No es casual; entre milicos traicioneros y predicadores de la desesperanza nos cortaron las ganas de soñar, la capacidad de imaginar. Nos hicieron creer que no hay otro mundo posible. Y este mundo, nuestras vidas, se fabrican en serie y sin preguntarnos, ni siquiera pensamos en ser algo distinto a lo que nos exigen ser: autómatas sin sueños, marionetas del mercado, consumistas sin alegría, repetidores de los medios, nacionalistas de mundiales, indiferentes al vecino, conformistas de rutinas sin sentido, seguidores de lo trivial. La mentira es tan eficaz que hasta creemos no ser lo que somos. Que nadie se atreva a cuestionar, y a cuestionarse, es la primer orden que debemos desobedecer.
Hay algunas herramientas. Digo algunas, hay miles.
Recuperar nuestra historia, que perdimos hace tiempo, es una. Sin engañarnos con anécdotas y fechas, encontrar esa historia llena de pasiones, de luchas, de ideales que cuestan sonrisas y lágrimas; escritas en el viejo libro Pioneros, ocultas en las voces de quienes la vivieron.

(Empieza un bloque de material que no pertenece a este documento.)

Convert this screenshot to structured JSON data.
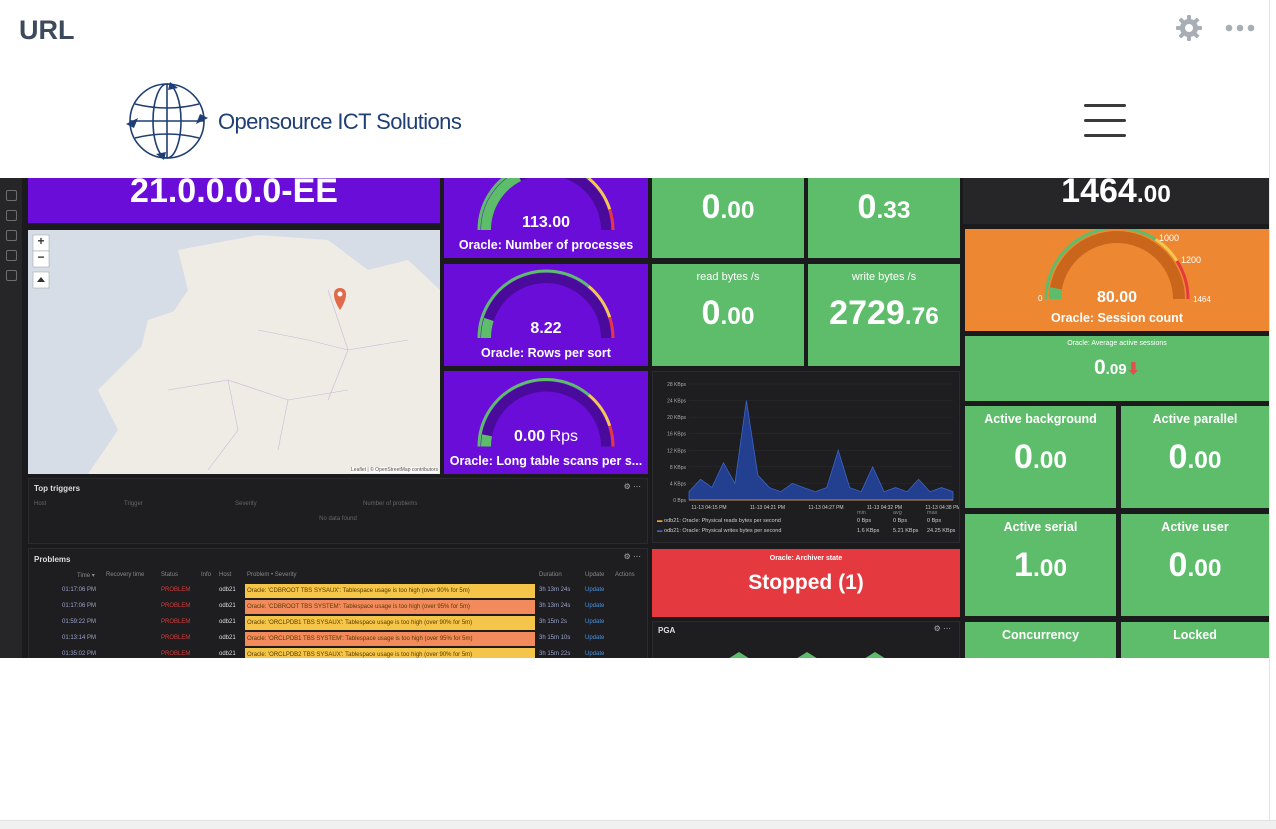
{
  "header": {
    "url_label": "URL",
    "settings_icon": "gear-icon",
    "more_icon": "more-dots-icon"
  },
  "brand": {
    "name": "Opensource ICT Solutions",
    "logo_icon": "globe-logo-icon"
  },
  "nav": {
    "menu_icon": "hamburger-menu-icon"
  },
  "dashboard": {
    "version": {
      "value": "21.0.0.0.0-EE"
    },
    "gauge_processes": {
      "value": "113.00",
      "title": "Oracle: Number of processes",
      "level": 0.35
    },
    "gauge_rows_sort": {
      "value": "8.22",
      "title": "Oracle: Rows per sort",
      "level": 0.1
    },
    "gauge_long_scans": {
      "value": "0.00",
      "unit": "Rps",
      "title": "Oracle: Long table scans per s...",
      "level": 0.02
    },
    "stat_a": {
      "int": "0",
      "dec": ".00"
    },
    "stat_b": {
      "int": "0",
      "dec": ".33"
    },
    "read_bytes": {
      "label": "read bytes /s",
      "int": "0",
      "dec": ".00"
    },
    "write_bytes": {
      "label": "write bytes /s",
      "int": "2729",
      "dec": ".76"
    },
    "top_stat": {
      "int": "1464",
      "dec": ".00"
    },
    "session_count": {
      "value": "80.00",
      "title": "Oracle: Session count",
      "min": "0",
      "t1": "1000",
      "t2": "1200",
      "max": "1464",
      "level": 0.055
    },
    "avg_sessions": {
      "title": "Oracle: Average active sessions",
      "int": "0",
      "dec": ".09"
    },
    "active_background": {
      "label": "Active background",
      "int": "0",
      "dec": ".00"
    },
    "active_parallel": {
      "label": "Active parallel",
      "int": "0",
      "dec": ".00"
    },
    "active_serial": {
      "label": "Active serial",
      "int": "1",
      "dec": ".00"
    },
    "active_user": {
      "label": "Active user",
      "int": "0",
      "dec": ".00"
    },
    "concurrency": {
      "label": "Concurrency"
    },
    "locked": {
      "label": "Locked"
    },
    "archiver": {
      "title": "Oracle: Archiver state",
      "value": "Stopped (1)"
    },
    "pga": {
      "title": "PGA"
    },
    "map": {
      "zoom_in": "+",
      "zoom_out": "−",
      "attribution": "Leaflet | © OpenStreetMap contributors"
    },
    "top_triggers": {
      "title": "Top triggers",
      "columns": [
        "Host",
        "Trigger",
        "Severity",
        "Number of problems"
      ],
      "empty": "No data found"
    },
    "problems": {
      "title": "Problems",
      "columns": [
        "Time ▾",
        "Recovery time",
        "Status",
        "Info",
        "Host",
        "Problem • Severity",
        "Duration",
        "Update",
        "Actions"
      ],
      "rows": [
        {
          "time": "01:17:06 PM",
          "status": "PROBLEM",
          "host": "odb21",
          "msg": "Oracle: 'CDBROOT TBS SYSAUX': Tablespace usage is too high (over 90% for 5m)",
          "duration": "3h 13m 24s",
          "update": "Update",
          "color": "#f5c54a"
        },
        {
          "time": "01:17:06 PM",
          "status": "PROBLEM",
          "host": "odb21",
          "msg": "Oracle: 'CDBROOT TBS SYSTEM': Tablespace usage is too high (over 95% for 5m)",
          "duration": "3h 13m 24s",
          "update": "Update",
          "color": "#f28a5b"
        },
        {
          "time": "01:59:22 PM",
          "status": "PROBLEM",
          "host": "odb21",
          "msg": "Oracle: 'ORCLPDB1 TBS SYSAUX': Tablespace usage is too high (over 90% for 5m)",
          "duration": "3h 15m 2s",
          "update": "Update",
          "color": "#f5c54a"
        },
        {
          "time": "01:13:14 PM",
          "status": "PROBLEM",
          "host": "odb21",
          "msg": "Oracle: 'ORCLPDB1 TBS SYSTEM': Tablespace usage is too high (over 95% for 5m)",
          "duration": "3h 15m 10s",
          "update": "Update",
          "color": "#f28a5b"
        },
        {
          "time": "01:35:02 PM",
          "status": "PROBLEM",
          "host": "odb21",
          "msg": "Oracle: 'ORCLPDB2 TBS SYSAUX': Tablespace usage is too high (over 90% for 5m)",
          "duration": "3h 15m 22s",
          "update": "Update",
          "color": "#f5c54a"
        }
      ]
    },
    "io_chart": {
      "y_ticks": [
        "28 KBps",
        "24 KBps",
        "20 KBps",
        "16 KBps",
        "12 KBps",
        "8 KBps",
        "4 KBps",
        "0 Bps"
      ],
      "x_ticks": [
        "11-13 04:15 PM",
        "11-13 04:21 PM",
        "11-13 04:27 PM",
        "11-13 04:32 PM",
        "11-13 04:38 PM"
      ],
      "legend": [
        {
          "name": "odb21: Oracle: Physical reads bytes per second",
          "color": "#f2a23a",
          "min": "0 Bps",
          "avg": "0 Bps",
          "max": "0 Bps"
        },
        {
          "name": "odb21: Oracle: Physical writes bytes per second",
          "color": "#3b63c9",
          "min": "1.6 KBps",
          "avg": "5.21 KBps",
          "max": "24.25 KBps"
        }
      ],
      "legend_cols": [
        "min",
        "avg",
        "max"
      ],
      "write_series": [
        2,
        5,
        3,
        9,
        4,
        24,
        6,
        3,
        2,
        4,
        3,
        2,
        3,
        12,
        3,
        2,
        8,
        2,
        3,
        2,
        5,
        2,
        3,
        2
      ]
    }
  },
  "colors": {
    "purple": "#6a0dd8",
    "green": "#5dbd6a",
    "orange": "#ee8731",
    "red": "#e53940",
    "dark": "#1e1e20"
  }
}
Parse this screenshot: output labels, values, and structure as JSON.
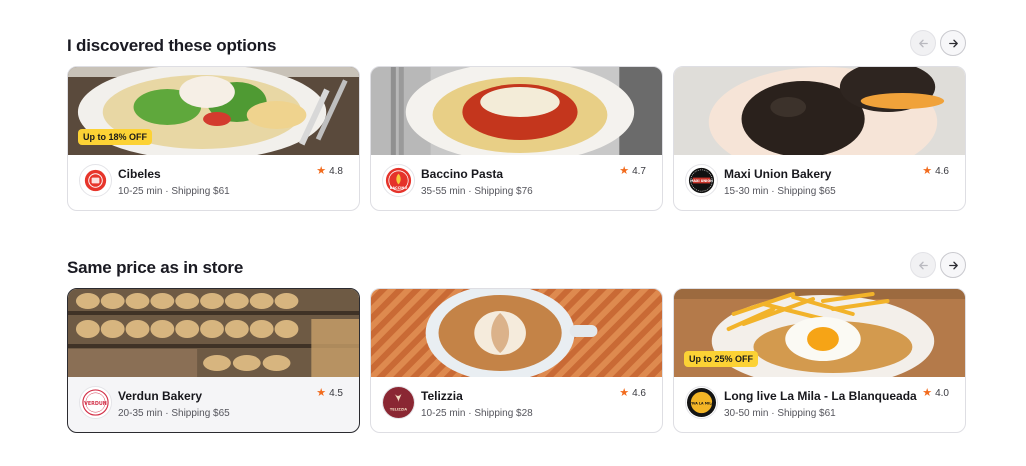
{
  "sections": [
    {
      "title": "I discovered these options",
      "cards": [
        {
          "name": "Cibeles",
          "meta": "10-25 min · Shipping $61",
          "rating": "4.8",
          "promo": "Up to 18% OFF"
        },
        {
          "name": "Baccino Pasta",
          "meta": "35-55 min · Shipping $76",
          "rating": "4.7",
          "promo": ""
        },
        {
          "name": "Maxi Union Bakery",
          "meta": "15-30 min · Shipping $65",
          "rating": "4.6",
          "promo": ""
        }
      ]
    },
    {
      "title": "Same price as in store",
      "cards": [
        {
          "name": "Verdun Bakery",
          "meta": "20-35 min · Shipping $65",
          "rating": "4.5",
          "promo": ""
        },
        {
          "name": "Telizzia",
          "meta": "10-25 min · Shipping $28",
          "rating": "4.6",
          "promo": ""
        },
        {
          "name": "Long live La Mila - La Blanqueada",
          "meta": "30-50 min · Shipping $61",
          "rating": "4.0",
          "promo": "Up to 25% OFF"
        }
      ]
    }
  ],
  "logos": {
    "baccino": "BACCINO",
    "maxi_union": "MAXI UNION",
    "verdun": "VERDUN",
    "telizzia": "TELIZZIA",
    "mila": "VIVA LA MILA"
  },
  "icons": {
    "star": "star-icon",
    "prev": "arrow-left-icon",
    "next": "arrow-right-icon"
  },
  "colors": {
    "star": "#f26b1d",
    "promo": "#fcd235"
  }
}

Nuestro pueblo fue fundado por judíos perseguidos que se atrevieron a creer que en estas tierras crecer libres era posible; un pueblo disperso y excusa de los fracasos de cobardes que nunca se limitó a sobrevivir, a escapar: el sentido de su vida y su resistencia fue construir identidad, basada en la comunidad, en la memoria, en el educar. Una cultura generada por su gente, con el actuar moral como promesa de tiempos mejores, que cuestiona constantemente su lugar en el mundo y llega a reclamarle al dios que inventó, que pretende ser ejemplo sin caer en la soberbia de no verse influenciado, que en el cooperativismo de las colonias demostraba su solidaridad. Ya no quedan muchos gauchos judíos por acá, ¿cuál es nuestra cultura, hoy? Aquellos valores se rebelan ante el vacío que nos domina.
Conocer nuestra historia es, también, darse cuenta de que nosotros la construimos; comprometidos o indiferentes, ilusionados o resignados.
La otra es la política. Palabra prohibida en las conversaciones cotidianas, para bien de los que tienen el poder de decidir por nosotros. Por una dictadura que hizo desaparecer a quien cuestionara, en palabras de chantas que escupen falsas promesas para simular su corrupción, la política se convirtió en una abstracción extraña a la vida de las personas. Y con ella calla nuestra posibilidad de alcanzar sueños comunes, de pensarnos como algo más que individuos aislados.
Las relaciones de poder siguen ahí: en la escuela manda el director, en el campo el patrón, en el distrito los políticos. La democracia es un chiste si el debate político pasa por una cuidadosa administración e ignora la pobreza, la falta de fuentes de trabajo, que los jóvenes no quieren volver. No hay muchas oportunidades para elegir qué hacer, pero no hacemos mucho por generarlas.
Nada sirve si no hay personas dispuestas a cambiar un mundo que intenta aplastarnos con sus modelos vacíos, su materialismo como espejismo de felicidad, individualismo como exponente de una libertad para pocos.
Son nuestros pueblos y es nuestra historia: no será nada que no hagamos nosotros.